San Placido rappresenta l’identità cittadina, con tradizioni e memorie derivanti dallo stratificarsi del passato e dalle contaminazioni culturali che l’hanno arricchita e la rendono unica. La festa a sua volta è esplosione di piacere collettivo, al quale tutti debbono partecipare. Essa spezza la monotonia della quotidianità e attraverso la manifestazione esterna di sentimenti ed emozioni offre l’occasione di riscoprire le origini della comunità, recuperandone la storia, rifondandola periodicamente e trovando nella ritualità dei gesti compiuti all’unisono da tutti la propria ragione di essere.

Per i cristiani, la festa è anche culto, è manifestazione della gioia che deriva da Dio e a lui fa ritorno. Esattamente come il nostro “giru de’ santi”, che dalla Chiesa Madre prende inizio e lì ritorna, esorcizzando la concezione della vita. Una vita intesa non come fluire lineare, con un inizio e una fine, ma come un divenire ciclico di nascita, morte e rigenerazione. Esattamente come le stagioni.

Festa, fede e simbolismo

La festa è pure preghiera ed è riflessione sul destino dell’uomo. Placido è stato un uomo. Ha gioito e ha patito come ogni altro essere umano. Ha dato però degli obiettivi e delle priorità alla sua esistenza. Ha saputo fare dono di sé agli altri. Questo ci viene rivelato dalla statua, opera del biancavillese Placido Portal, scolpita agli inizi del Settecento. Essa, riproponendo la Santità del martire secondo i modelli classici del barocco siciliano, mostra un uomo imberbe, ancora molto giovane, con un’ampia cocolla nera, con la mano destra alzata per benedire chi gli si rivolge.

Il simbolismo aiuta a capire il messaggio solo se il fedele osserva l’opera con occhio attento. L’aureola d’argento, è uno degli attributi più antichi, indica quello come uomo di Dio, ammantato dall’aura splendente della luce divina.

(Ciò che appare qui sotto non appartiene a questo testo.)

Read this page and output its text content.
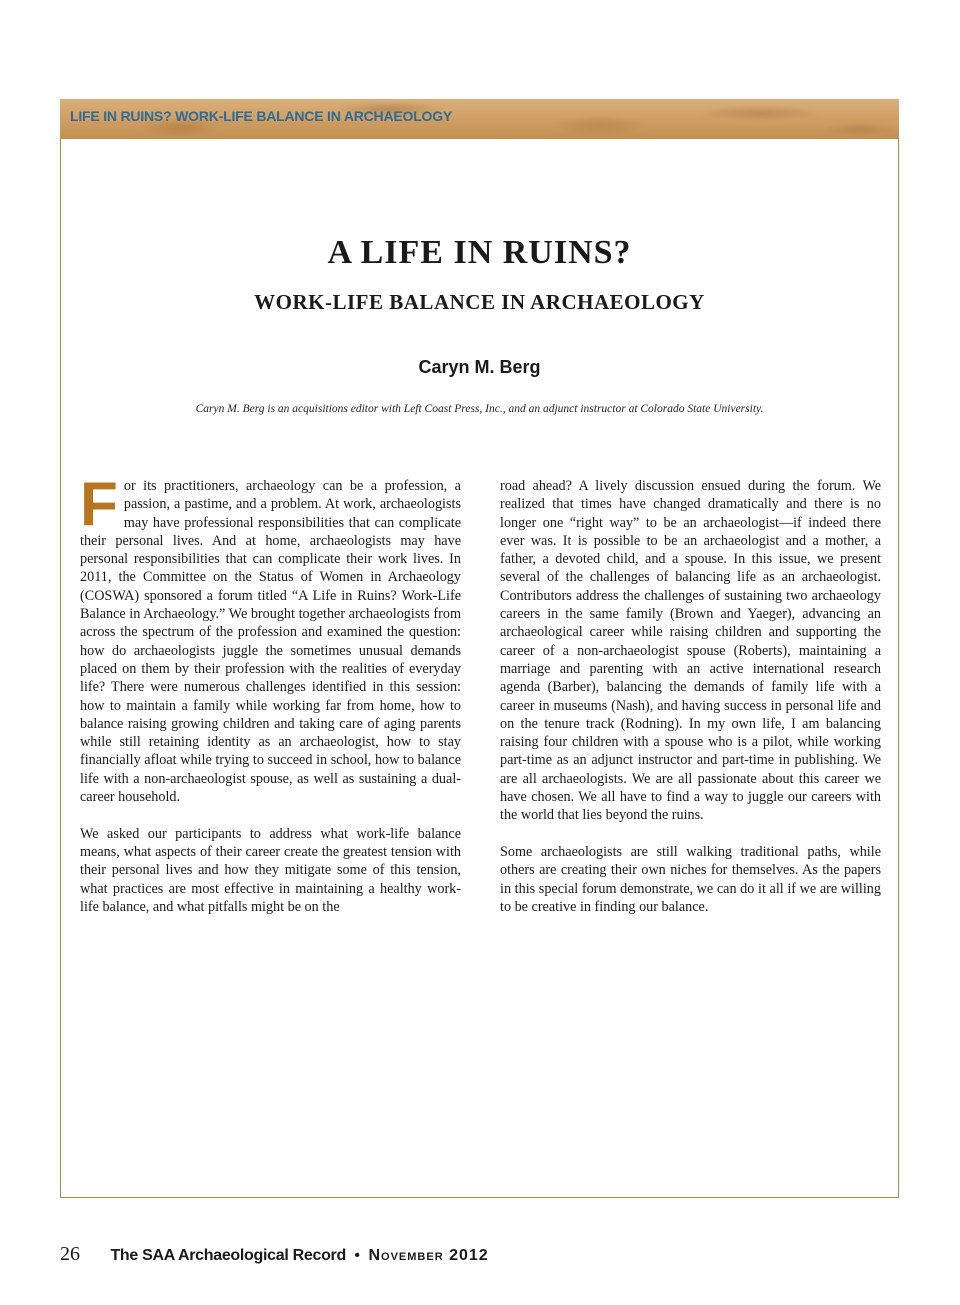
LIFE IN RUINS? WORK-LIFE BALANCE IN ARCHAEOLOGY
A LIFE IN RUINS?
WORK-LIFE BALANCE IN ARCHAEOLOGY
Caryn M. Berg
Caryn M. Berg is an acquisitions editor with Left Coast Press, Inc., and an adjunct instructor at Colorado State University.

For its practitioners, archaeology can be a profession, a passion, a pastime, and a problem. At work, archaeologists may have professional responsibilities that can complicate their personal lives. And at home, archaeologists may have personal responsibilities that can complicate their work lives. In 2011, the Committee on the Status of Women in Archaeology (COSWA) sponsored a forum titled “A Life in Ruins? Work-Life Balance in Archaeology.” We brought together archaeologists from across the spectrum of the profession and examined the question: how do archaeologists juggle the sometimes unusual demands placed on them by their profession with the realities of everyday life? There were numerous challenges identified in this session: how to maintain a family while working far from home, how to balance raising growing children and taking care of aging parents while still retaining identity as an archaeologist, how to stay financially afloat while trying to succeed in school, how to balance life with a non-archaeologist spouse, as well as sustaining a dual-career household.

We asked our participants to address what work-life balance means, what aspects of their career create the greatest tension with their personal lives and how they mitigate some of this tension, what practices are most effective in maintaining a healthy work-life balance, and what pitfalls might be on the

road ahead? A lively discussion ensued during the forum. We realized that times have changed dramatically and there is no longer one “right way” to be an archaeologist—if indeed there ever was. It is possible to be an archaeologist and a mother, a father, a devoted child, and a spouse. In this issue, we present several of the challenges of balancing life as an archaeologist. Contributors address the challenges of sustaining two archaeology careers in the same family (Brown and Yaeger), advancing an archaeological career while raising children and supporting the career of a non-archaeologist spouse (Roberts), maintaining a marriage and parenting with an active international research agenda (Barber), balancing the demands of family life with a career in museums (Nash), and having success in personal life and on the tenure track (Rodning). In my own life, I am balancing raising four children with a spouse who is a pilot, while working part-time as an adjunct instructor and part-time in publishing. We are all archaeologists. We are all passionate about this career we have chosen. We all have to find a way to juggle our careers with the world that lies beyond the ruins.

Some archaeologists are still walking traditional paths, while others are creating their own niches for themselves. As the papers in this special forum demonstrate, we can do it all if we are willing to be creative in finding our balance.

26 The SAA Archaeological Record • November 2012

Il pastorale rappresenta la dignità di abate, padre e pastore della comunità monastica a lui affidata. Il libro della Regola afferma che il santo appartenne all’ordine Benedettino, i cui monaci dopo il crollo dell’Impero Romano compirono l’imponente opera di ristabilire l’equilibrio in una Europa sconquassata dalle invasioni barbariche. La palma è simbolo del martirio subito per testimoniare gli ideali cristiani. Le chiavi della città – consegnate ogni anno dal sindaco – indicano l’affidamento di Biancavilla al suo Patrono. Infine la croce pettorale, in argento e pietre preziose, è segno della fede in Cristo, stabile fino alla fine nel cuore di Placido.

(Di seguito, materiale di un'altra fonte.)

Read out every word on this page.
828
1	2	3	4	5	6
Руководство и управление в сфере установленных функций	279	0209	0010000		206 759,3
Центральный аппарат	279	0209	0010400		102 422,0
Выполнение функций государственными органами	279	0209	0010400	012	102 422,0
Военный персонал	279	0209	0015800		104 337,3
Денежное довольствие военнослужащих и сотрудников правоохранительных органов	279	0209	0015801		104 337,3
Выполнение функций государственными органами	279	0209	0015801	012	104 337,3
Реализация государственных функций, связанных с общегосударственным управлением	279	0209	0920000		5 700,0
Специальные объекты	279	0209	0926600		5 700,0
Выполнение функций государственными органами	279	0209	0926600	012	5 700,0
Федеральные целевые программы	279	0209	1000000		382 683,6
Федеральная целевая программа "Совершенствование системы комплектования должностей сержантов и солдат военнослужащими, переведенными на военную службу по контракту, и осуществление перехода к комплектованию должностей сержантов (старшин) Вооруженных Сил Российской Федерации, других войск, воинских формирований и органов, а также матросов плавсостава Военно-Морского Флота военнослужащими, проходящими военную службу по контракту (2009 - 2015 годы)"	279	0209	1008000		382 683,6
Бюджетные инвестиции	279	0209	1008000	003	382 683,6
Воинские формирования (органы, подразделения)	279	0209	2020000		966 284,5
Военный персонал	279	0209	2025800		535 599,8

Ai piedi del fercolo, dentro un’antichissima urna, sono conservate le reliquie, il braccio destro del santo che tante volte benedisse i fratelli e oggi continua a benedire i suoi devoti.

Il senso della festa oggi

Ecco cosa rappresenta quella effigie tirata dai fedeli, portata festosamente tra la gente, abbracciata da migliaia di biancavillesi. Ancora oggi, quel monaco di cui parlò Gregorio Magno, avvicinato dalla tradizione alla nostra Sicilia come martire, ci vuole parlare di pace in un mondo che, preso da interessi di parte sta conoscendo una triste era di conflitti; ci parla di ponti per unire individui appartenenti all’unica famiglia umana; ci parla di accoglienza e di interculturalità in una società chiamata a ricevere nuovi flussi migratori da terre povere e devastate concretizzati ogni giorno in nuovi vicini di casa, compagni di scuola, colleghi di lavoro; ci parla di lotta audace alle nuove mafie che attanagliano come tumori la nostra terra, la oltraggiano e la umiliano.

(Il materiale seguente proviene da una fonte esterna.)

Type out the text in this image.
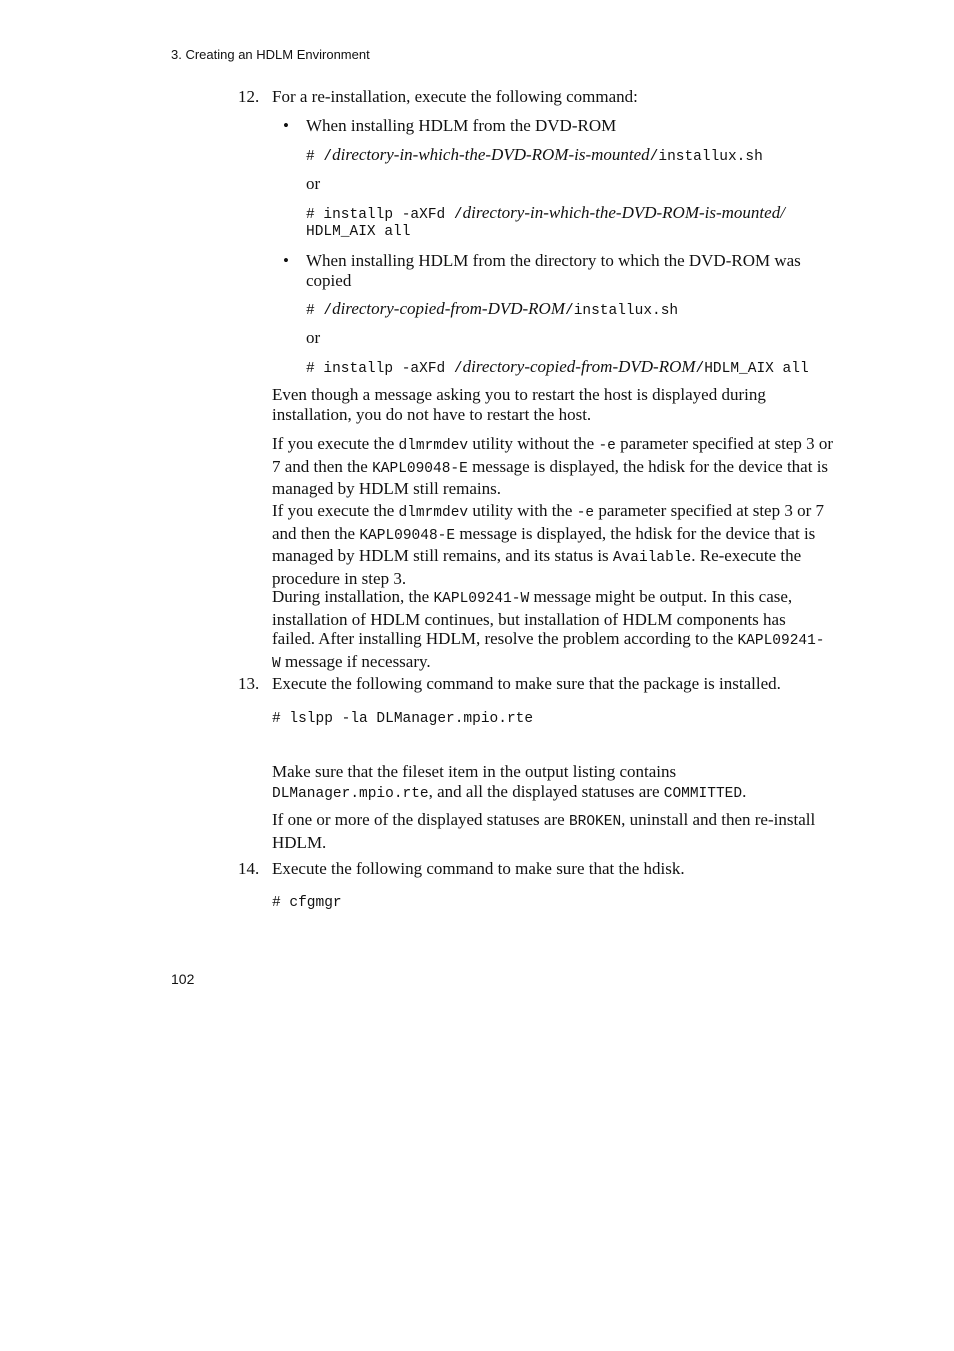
3. Creating an HDLM Environment
12. For a re-installation, execute the following command:
• When installing HDLM from the DVD-ROM
# /directory-in-which-the-DVD-ROM-is-mounted/installux.sh
or
# installp -aXFd /directory-in-which-the-DVD-ROM-is-mounted/
HDLM_AIX all
• When installing HDLM from the directory to which the DVD-ROM was copied
# /directory-copied-from-DVD-ROM/installux.sh
or
# installp -aXFd /directory-copied-from-DVD-ROM/HDLM_AIX all
Even though a message asking you to restart the host is displayed during installation, you do not have to restart the host.
If you execute the dlmrmdev utility without the -e parameter specified at step 3 or 7 and then the KAPL09048-E message is displayed, the hdisk for the device that is managed by HDLM still remains.
If you execute the dlmrmdev utility with the -e parameter specified at step 3 or 7 and then the KAPL09048-E message is displayed, the hdisk for the device that is managed by HDLM still remains, and its status is Available. Re-execute the procedure in step 3.
During installation, the KAPL09241-W message might be output. In this case, installation of HDLM continues, but installation of HDLM components has failed. After installing HDLM, resolve the problem according to the KAPL09241-W message if necessary.
13. Execute the following command to make sure that the package is installed.
# lslpp -la DLManager.mpio.rte
Make sure that the fileset item in the output listing contains DLManager.mpio.rte, and all the displayed statuses are COMMITTED.
If one or more of the displayed statuses are BROKEN, uninstall and then re-install HDLM.
14. Execute the following command to make sure that the hdisk.
# cfgmgr
102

Una forte dose di coraggio, di presa di coscienza intelligente per far uscire la nostra società civile dall’individualismo imperante e dalla ricerca di profitti e interessi privati a scapito di quelli comuni.  Una buona quantità di impegno e di forza di volontà per tirar fuori le nostre comunità ecclesiali – spesso annebbiate dai troppi fumi d’incenso – dai raccolti edifici sacri al mondo chiassoso e agitato. Accogliere le nuove sfide del nostro tempo e piantare semi di nuova speranza per tramutare il caos in cosmos: è questo che ci dice e ci chiede il nostro Santo Patrono in questo 2024? Forse, e non solo.